The Peru deal had been awaiting congressional action since 2005. Even after Democratic congressmen Rangel and Sander Levin of Michigan convinced the administration to strengthen the agreement’s provisions on labor and environmental standards, many Democrats objected. They said the deal would outsource American jobs to South America, increasing economic instability and undercutting the U.S. manufacturing sector. Critics of the proposed deals with Colombia and Panama make similar arguments.
But the agreements with Peru, Colombia, and Panama are not about letting U.S. companies outsource jobs. The vast majority of what we import from those countries is already duty-free. Under the Andean Trade Preference Act, the U.S. opened its markets to most products from Peru and Colombia in exchange for their help with drug eradication. (Panama benefits in a similar way from the Caribbean Basin Initiative.) In other words, American companies wanting to build factories in Peru, Colombia, or Panama and import their products to U.S. markets were already free to do so. The new trade agreements simply open the Peruvian, Colombian, and Panamanian markets to American-made goods. It is a question of reciprocity.
As far as the more general health of the manufacturing sector is concerned, Democrats seem to be reading yesterday’s news. The sector has fully recovered from a four-year recession that ended in 2003, and last year, U.S. manufacturers set new records for output, sales, and profits. Employment in manufacturing continues to decline (as it has for decades), but “outsourcing” is not the culprit. Rather, as the Cato Institute’s Dan Ikenson has noted, “[Record output and declining employment] taken together are evidence of soaring labor productivity, which is the source of long-term increases in living standards.”

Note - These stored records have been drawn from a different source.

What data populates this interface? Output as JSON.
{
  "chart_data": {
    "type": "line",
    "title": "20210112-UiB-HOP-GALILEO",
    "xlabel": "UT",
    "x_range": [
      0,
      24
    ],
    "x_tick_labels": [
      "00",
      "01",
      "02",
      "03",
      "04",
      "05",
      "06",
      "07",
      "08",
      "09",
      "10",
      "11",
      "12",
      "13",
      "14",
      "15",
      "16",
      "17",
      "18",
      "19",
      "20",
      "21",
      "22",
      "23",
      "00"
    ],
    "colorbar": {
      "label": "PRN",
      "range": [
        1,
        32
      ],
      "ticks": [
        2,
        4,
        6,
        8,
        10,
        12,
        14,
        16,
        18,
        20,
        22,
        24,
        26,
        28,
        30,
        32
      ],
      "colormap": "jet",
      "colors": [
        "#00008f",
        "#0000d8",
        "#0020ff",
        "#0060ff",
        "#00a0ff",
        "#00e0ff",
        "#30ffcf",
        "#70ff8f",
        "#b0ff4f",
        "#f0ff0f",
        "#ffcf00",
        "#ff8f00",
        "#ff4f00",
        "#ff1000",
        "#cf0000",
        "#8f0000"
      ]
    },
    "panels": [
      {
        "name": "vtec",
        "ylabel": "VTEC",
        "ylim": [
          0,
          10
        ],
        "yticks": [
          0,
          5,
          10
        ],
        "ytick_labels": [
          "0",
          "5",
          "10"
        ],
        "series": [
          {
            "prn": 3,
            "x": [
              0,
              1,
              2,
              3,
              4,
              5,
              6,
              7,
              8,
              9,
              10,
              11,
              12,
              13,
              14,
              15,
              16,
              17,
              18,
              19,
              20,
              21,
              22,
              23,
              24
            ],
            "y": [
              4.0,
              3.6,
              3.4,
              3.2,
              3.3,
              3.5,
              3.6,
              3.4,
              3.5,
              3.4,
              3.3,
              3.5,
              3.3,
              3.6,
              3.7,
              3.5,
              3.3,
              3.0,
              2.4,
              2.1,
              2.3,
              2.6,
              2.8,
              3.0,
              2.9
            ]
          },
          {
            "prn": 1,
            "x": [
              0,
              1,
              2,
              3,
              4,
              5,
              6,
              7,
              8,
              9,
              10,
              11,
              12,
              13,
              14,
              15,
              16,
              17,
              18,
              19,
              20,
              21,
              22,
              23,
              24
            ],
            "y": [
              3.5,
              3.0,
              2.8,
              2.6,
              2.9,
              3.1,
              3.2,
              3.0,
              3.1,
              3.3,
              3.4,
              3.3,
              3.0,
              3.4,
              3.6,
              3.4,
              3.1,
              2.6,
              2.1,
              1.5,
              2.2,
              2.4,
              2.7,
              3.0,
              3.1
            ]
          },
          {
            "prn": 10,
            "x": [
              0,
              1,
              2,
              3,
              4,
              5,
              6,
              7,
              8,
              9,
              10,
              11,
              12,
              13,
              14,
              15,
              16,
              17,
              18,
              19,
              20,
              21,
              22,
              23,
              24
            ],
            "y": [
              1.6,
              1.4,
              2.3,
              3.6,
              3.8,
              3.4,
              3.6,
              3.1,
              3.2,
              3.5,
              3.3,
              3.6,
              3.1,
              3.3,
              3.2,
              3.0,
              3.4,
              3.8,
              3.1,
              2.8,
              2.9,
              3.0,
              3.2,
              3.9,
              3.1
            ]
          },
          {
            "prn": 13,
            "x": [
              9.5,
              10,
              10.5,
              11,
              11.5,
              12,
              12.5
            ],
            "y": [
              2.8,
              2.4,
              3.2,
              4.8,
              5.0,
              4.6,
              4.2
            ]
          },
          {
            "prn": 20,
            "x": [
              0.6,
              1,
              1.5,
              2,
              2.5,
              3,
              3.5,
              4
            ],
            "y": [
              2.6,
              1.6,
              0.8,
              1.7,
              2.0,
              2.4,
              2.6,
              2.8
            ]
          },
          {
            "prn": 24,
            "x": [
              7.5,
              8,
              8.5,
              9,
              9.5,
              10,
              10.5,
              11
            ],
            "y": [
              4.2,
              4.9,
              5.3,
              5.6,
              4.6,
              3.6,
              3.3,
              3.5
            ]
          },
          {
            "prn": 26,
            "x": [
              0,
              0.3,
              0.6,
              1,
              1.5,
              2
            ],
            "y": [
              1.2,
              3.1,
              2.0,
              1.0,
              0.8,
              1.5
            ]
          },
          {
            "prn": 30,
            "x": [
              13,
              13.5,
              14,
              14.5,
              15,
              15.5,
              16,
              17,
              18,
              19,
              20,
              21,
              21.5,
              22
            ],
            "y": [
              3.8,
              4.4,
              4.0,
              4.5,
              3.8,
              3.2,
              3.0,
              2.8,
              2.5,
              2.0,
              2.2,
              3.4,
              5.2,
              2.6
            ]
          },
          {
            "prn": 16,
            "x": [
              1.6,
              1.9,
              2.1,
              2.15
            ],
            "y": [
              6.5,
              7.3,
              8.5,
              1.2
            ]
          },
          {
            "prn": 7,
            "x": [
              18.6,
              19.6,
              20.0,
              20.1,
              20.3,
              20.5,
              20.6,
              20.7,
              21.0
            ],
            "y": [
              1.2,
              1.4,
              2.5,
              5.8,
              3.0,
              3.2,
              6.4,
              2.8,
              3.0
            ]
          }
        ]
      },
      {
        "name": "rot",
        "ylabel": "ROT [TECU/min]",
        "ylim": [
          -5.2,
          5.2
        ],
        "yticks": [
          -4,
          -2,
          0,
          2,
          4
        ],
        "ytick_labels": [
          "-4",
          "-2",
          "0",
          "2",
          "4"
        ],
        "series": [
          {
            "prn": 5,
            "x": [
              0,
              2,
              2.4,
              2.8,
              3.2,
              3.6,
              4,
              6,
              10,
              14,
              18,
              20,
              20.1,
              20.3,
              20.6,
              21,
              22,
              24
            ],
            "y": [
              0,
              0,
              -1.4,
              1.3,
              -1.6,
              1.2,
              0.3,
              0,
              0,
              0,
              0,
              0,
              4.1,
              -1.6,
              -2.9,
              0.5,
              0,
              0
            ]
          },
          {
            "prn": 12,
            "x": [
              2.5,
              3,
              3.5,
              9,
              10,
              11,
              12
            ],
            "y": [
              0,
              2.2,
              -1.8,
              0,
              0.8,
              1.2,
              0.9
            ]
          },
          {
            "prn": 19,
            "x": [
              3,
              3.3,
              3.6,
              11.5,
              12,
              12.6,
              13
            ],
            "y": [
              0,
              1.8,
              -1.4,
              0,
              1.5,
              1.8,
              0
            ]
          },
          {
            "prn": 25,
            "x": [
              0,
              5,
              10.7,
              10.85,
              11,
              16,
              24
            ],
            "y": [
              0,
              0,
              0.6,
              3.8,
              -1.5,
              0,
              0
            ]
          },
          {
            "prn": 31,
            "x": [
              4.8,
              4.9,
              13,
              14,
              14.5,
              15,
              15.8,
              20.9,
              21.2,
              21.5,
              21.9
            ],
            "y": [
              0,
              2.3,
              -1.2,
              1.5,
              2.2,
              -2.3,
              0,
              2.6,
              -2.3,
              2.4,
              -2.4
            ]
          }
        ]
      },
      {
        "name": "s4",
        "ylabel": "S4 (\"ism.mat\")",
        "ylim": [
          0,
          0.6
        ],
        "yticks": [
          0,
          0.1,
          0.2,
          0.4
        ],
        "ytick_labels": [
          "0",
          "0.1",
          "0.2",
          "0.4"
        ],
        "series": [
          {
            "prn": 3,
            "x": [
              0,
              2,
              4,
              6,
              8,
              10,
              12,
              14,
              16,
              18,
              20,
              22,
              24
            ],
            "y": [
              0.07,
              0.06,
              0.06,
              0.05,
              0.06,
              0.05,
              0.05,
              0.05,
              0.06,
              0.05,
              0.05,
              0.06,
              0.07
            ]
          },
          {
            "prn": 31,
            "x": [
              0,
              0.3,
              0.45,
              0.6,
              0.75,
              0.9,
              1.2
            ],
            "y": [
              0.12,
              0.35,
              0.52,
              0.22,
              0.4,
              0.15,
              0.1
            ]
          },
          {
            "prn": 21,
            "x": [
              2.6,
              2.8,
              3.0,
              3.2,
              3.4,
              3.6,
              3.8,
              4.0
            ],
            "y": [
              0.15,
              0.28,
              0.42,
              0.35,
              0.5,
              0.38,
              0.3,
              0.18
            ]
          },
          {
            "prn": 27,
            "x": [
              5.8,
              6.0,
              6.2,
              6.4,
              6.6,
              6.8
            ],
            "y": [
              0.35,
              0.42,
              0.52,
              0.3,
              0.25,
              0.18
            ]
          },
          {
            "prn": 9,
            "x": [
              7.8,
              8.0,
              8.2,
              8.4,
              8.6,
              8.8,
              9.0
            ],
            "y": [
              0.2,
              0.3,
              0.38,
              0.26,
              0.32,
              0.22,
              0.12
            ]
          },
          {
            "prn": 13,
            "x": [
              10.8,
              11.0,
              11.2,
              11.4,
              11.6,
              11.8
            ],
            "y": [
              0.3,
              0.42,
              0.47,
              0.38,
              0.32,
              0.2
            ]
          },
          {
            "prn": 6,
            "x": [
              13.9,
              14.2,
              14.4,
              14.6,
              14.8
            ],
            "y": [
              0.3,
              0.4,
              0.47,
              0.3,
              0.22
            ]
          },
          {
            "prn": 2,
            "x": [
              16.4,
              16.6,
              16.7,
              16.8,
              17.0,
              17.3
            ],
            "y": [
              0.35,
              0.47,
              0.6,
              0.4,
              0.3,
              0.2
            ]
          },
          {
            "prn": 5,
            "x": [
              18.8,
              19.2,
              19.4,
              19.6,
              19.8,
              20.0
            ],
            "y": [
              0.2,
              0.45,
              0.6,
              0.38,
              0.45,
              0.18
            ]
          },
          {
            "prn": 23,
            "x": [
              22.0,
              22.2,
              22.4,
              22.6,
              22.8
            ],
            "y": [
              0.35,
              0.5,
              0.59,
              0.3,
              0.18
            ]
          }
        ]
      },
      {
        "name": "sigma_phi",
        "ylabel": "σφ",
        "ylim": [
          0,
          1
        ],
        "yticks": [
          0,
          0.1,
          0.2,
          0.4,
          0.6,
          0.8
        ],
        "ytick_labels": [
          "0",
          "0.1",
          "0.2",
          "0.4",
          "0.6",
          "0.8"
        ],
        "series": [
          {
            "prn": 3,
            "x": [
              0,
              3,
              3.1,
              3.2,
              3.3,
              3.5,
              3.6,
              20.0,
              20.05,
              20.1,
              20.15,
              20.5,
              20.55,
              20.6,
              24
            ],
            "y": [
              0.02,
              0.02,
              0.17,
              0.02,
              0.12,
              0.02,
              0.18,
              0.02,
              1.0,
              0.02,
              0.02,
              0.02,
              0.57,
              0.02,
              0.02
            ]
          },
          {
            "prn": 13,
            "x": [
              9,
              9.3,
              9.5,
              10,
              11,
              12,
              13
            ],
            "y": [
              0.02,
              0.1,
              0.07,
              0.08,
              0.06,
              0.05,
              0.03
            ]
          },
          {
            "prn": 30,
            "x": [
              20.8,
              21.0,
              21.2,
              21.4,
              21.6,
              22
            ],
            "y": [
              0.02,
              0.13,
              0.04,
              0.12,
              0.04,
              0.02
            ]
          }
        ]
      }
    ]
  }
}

Passage of the deals would also advance important strategic interests of the United States. Hugo Chávez continues trying to spread his poisonous anti-Americanism across Latin America. Stronger economic ties between the U.S. and the countries in Chavez’s geopolitical neighborhood would help isolate him and check his influence.
It’s hard to see how anyone could expect free-trade agreements with three relatively small countries to massively disrupt the U.S. labor market. Opposition to the deals is more likely a protectionist reflex from Democrats — many of them freshmen — who feel they owe their seats to anti-trade rhetoric. If it was this hard for Nancy Pelosi and Charles Rangel to pass the Peru deal, we fear that the Bush administration’s remaining big-ticket trade proposals — the U.S.–South Korea Free Trade Agreement, and the renewal of the president’s fast-track trade-negotiating authority — will be battles for a future occupant of the Oval Office to fight.